En concordancia con el Código Orgánico de la Función Judicial se asegura el principio de jurisdiccionalidad de modo que los derechos de las personas privadas de la libertad sean garantizados en todo momento, para tal efecto se han establecido algunas competencias que permitan a las y los jueces cumplir este fin, destacó el presidente de la Comisión de Justicia y Estructura del Estado, Mauro Andino Reinoso, en el segundo debate del Libro III referente a la ejecución, con lo que se reanudó el análisis del proyecto de Código Orgánico Integral Penal.
Para tal efecto, señaló, se ha incorporado la función de cómputo de la pena en la que la o el juez determina con exactitud la fecha en que finaliza la condena y la fecha desde la cual se puede solicitar el cambio de régimen de rehabilitación social.
Mauro Andino indicó que se ha previsto como competencia general de las y los jueces el conocer y resolver las solicitudes de traslado de lugar de la persona privada de libertad por razones de cercanía familiar, padecimiento de enfermedades, necesidad de tratamiento psiquiátrico, seguridad y condiciones de hacinamiento.
También, se ha regulado la facultad para que las o los jueces puedan realizar inspecciones a los centros de privación de libertad.
Por otra parte, señaló que se incorpora en el Libro de Ejecución el Sistema Nacional de Rehabilitación, para que sea el encargado de la administración de los centros de privación de libertad, sean provisionales o de rehabilitación, para la atención integral de las personas privadas de libertad.
De la misma manera, continuó, se ha ratificado la facultad constitucional del Ejecutivo para determinar la composición de algunas instancias administrativas que formarán parte del Sistema Nacional de Rehabilitación, así como las atribuciones del mismo.
En lo que tiene que ver con el régimen general de rehabilitación social, se instituyen varios regímenes de rehabilitación social, conforme a las circunstancias particulares de cada caso, mediante un sistema de progresividad para la aplicación de los mismos.

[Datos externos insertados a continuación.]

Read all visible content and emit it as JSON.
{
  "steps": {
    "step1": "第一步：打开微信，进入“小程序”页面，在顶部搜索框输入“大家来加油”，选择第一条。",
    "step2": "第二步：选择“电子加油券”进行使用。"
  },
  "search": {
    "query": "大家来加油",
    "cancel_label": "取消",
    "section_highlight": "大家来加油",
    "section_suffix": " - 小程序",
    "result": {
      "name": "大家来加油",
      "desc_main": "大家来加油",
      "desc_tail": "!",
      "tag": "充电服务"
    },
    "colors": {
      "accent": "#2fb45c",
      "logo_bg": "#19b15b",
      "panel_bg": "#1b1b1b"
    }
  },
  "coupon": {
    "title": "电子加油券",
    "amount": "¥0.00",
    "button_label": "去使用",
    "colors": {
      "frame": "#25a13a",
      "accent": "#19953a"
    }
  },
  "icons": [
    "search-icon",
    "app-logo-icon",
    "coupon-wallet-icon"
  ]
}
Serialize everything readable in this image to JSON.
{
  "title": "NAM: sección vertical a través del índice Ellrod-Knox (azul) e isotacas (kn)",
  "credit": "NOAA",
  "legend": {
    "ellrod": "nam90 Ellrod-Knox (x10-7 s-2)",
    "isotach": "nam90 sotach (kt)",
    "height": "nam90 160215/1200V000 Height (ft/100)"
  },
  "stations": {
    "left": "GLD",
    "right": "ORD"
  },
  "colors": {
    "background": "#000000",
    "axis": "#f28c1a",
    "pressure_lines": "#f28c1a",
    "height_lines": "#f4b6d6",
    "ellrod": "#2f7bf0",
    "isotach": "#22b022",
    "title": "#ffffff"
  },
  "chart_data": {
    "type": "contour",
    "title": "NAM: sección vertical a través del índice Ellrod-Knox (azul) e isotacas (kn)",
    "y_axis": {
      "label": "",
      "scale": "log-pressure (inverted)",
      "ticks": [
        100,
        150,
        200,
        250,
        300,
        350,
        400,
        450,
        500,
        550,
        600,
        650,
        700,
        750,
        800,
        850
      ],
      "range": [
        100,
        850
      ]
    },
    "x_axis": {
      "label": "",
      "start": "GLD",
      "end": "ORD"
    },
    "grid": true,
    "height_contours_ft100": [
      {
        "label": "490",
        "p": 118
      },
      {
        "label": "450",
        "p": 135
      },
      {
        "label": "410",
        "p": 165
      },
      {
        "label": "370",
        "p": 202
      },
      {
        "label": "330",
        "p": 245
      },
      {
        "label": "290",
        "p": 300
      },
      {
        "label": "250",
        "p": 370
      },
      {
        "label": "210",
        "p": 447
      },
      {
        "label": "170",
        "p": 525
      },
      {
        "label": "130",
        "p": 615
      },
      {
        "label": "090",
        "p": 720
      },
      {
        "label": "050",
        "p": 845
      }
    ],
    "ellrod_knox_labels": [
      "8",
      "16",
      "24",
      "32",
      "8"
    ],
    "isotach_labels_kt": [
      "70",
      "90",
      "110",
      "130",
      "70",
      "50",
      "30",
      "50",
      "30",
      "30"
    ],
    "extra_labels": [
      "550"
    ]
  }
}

Se clasifican en régimen abierto, régimen semiabierto y régimen cerrado, informó.
El legislador explicó que una persona privada de libertad puede pasar de un régimen a otro en razón del acatamiento o no de un plan individualizado de cumplimiento de la pena, de los requisitos previstos en el reglamento respectivo y el respeto a las normas disciplinarias.
Asimismo mencionó que para garantizar los derechos de las personas privadas de libertad se ha establecido un sistema de ubicación de la población penitenciaria de modo que se cumpla el principio de separación. En ese sentido en el libro tercero se señala una serie de lineamientos que determinan los procedimientos a seguir respecto de las personas privadas de libertad y los espacios en los que éstas deben ser ubicadas, clasificando además en diferentes niveles de seguridad: máxima, mediana y mínima.
Resaltó que la mayor novedad establecida en este libro ha sido la regulación de varios ejes de tratamiento para las personas privadas de la libertad conforme a los instrumentos internacionales, como son las “Reglas mínimas para el tratamiento de reclusos” de las cuales el Ecuador es signatario y donde se señalan las normas para una buena organización y un tratamiento tendiente a la rehabilitación y reinserción, para lo cual se proponen cinco ejes: laboral, educación, cultura y deportes, salud, vínculos familiares y reinserción.
Adicionalmente, subrayó que el libro desarrolla el régimen disciplinario, prevé faltas leves, graves y gravísimas. Se determinan sanciones y procedimientos para juzgar dichas faltas disciplinarias, con estricto apego a los principios constitucionales.
Finalmente, Mauro Andino dijo que el libro prevé algunas reglas sobre repatriación, condiciones para el traslado y condenas para extranjeros; y, exoneración de multas en caso de razones humanitarias.